Das Finale ist ein Duell auf Augenhöhe. Am 13. Mai 1981. Ausgerechnet am Tage der Gründung des Klubs. Jena geht in Front, Gerhard Hoppe trifft mit dem rechten Außenrist. "Dann wollten wir auftreten, wie Europapokalsieger auftreten - und wir sind alle nach vorn gerannt und wollten das 2:0 machen", sagt Hans Meyer später. Stattdessen kassieren die Jenaer die Tore. Guzajew und Darasselija zertrümmern Jenas großen Traum. In der Heimat lässt Zeiss-Kombinatschef, Genosse Generaldirektor Wolfgang Biermann, das im Volkshaus vorbereitet Bankett absagen.
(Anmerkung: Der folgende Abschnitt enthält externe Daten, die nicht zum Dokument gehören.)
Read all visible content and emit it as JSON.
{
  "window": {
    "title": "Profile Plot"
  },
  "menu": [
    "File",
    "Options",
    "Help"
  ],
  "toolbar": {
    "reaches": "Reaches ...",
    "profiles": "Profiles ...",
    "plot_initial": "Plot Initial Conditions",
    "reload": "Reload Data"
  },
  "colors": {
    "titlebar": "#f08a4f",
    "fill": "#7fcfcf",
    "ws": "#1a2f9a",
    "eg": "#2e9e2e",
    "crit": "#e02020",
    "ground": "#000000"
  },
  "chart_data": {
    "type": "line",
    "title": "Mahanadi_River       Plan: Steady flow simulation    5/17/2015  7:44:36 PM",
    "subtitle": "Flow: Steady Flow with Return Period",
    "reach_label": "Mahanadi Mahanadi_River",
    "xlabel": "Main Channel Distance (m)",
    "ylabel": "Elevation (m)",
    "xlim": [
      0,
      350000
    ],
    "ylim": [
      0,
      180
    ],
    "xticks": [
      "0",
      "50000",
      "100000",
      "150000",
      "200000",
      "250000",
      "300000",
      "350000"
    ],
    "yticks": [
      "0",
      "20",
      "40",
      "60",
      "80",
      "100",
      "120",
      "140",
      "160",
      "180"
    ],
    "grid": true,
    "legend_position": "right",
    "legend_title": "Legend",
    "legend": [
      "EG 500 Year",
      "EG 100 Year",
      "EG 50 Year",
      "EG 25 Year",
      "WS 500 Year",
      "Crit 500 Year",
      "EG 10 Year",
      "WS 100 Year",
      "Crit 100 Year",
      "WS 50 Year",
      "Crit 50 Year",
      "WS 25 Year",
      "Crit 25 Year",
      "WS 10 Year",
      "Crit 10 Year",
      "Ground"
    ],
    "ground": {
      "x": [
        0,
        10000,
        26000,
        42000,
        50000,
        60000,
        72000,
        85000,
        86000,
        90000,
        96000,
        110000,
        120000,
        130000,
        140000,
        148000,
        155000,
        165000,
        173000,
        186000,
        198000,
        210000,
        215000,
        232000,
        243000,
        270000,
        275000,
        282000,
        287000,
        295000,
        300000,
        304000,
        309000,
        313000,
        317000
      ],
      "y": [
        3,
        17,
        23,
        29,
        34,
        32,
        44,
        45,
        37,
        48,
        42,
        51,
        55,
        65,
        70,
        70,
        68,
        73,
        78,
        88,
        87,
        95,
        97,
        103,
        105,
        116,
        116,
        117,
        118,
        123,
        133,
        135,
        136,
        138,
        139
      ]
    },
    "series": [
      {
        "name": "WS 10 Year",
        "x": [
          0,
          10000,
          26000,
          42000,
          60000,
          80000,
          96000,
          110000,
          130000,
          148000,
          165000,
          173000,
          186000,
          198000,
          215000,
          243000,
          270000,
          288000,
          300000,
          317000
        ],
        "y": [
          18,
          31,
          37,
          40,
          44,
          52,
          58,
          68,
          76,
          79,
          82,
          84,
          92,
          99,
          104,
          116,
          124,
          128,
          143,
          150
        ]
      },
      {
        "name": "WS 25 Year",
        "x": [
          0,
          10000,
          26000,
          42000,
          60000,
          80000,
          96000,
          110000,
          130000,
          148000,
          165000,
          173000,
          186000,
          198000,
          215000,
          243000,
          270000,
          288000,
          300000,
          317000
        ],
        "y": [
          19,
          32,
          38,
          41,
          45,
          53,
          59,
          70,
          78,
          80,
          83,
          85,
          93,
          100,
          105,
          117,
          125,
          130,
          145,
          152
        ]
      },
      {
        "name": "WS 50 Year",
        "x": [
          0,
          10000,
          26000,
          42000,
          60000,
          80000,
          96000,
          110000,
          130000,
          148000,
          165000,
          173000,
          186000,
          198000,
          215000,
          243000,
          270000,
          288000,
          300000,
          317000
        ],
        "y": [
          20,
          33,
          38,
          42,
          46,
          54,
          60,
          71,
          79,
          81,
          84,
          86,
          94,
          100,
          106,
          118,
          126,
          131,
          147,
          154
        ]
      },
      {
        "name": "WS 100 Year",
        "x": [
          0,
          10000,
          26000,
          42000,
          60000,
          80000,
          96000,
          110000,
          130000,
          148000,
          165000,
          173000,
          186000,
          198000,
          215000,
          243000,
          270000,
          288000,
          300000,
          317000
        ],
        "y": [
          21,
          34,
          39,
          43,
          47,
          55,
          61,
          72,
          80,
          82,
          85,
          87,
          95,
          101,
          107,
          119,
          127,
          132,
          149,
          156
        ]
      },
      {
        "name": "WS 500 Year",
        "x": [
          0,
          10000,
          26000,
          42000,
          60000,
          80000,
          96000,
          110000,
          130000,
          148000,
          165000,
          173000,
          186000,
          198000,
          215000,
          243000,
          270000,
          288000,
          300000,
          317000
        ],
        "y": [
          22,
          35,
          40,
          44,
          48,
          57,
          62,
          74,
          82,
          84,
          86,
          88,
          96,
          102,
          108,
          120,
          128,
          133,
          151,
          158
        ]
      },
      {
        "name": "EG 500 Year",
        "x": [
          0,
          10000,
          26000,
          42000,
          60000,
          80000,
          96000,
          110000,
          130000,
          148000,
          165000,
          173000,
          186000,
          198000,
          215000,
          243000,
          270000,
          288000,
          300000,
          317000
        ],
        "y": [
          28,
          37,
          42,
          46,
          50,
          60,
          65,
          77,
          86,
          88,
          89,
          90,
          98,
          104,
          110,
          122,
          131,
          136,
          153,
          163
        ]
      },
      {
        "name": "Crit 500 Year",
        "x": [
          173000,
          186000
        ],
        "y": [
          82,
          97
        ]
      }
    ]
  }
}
Die richtige Würdigung jener Leistung in dieser Saison 1980/81 haben Jenas Spieler weiland nicht erfahren. Europapokalfinalist ist eben nicht Europapokalsieger.

Als ein Teil der Mannschaft 2001 zum 20-jährigen Jubiläum nach Tiflis reiste, wurden sie dort euphorisch gefeiert. Lothar Kurbjuweit weilte im Oktober 2012 zum 100. Geburtstag von Newport County in Wales und erhielt dort stehende Ovationen. Derlei Anekdoten sind es, die belegen, dass der FC Carl Zeiss Jena vor allem in dieser Final-Spielzeit deutliche Spuren in Europa hinterlassen hat. Das 0:3 in Rom, was wie ein Ende wirkte, entpuppte sich als Anfang. Die in Nebel verhüllten Gipfel der Alpen haben die Jenaer doch noch öfter sehen dürfen - auch wenn ihnen selbst die Eroberung des Gipfels versagt blieb.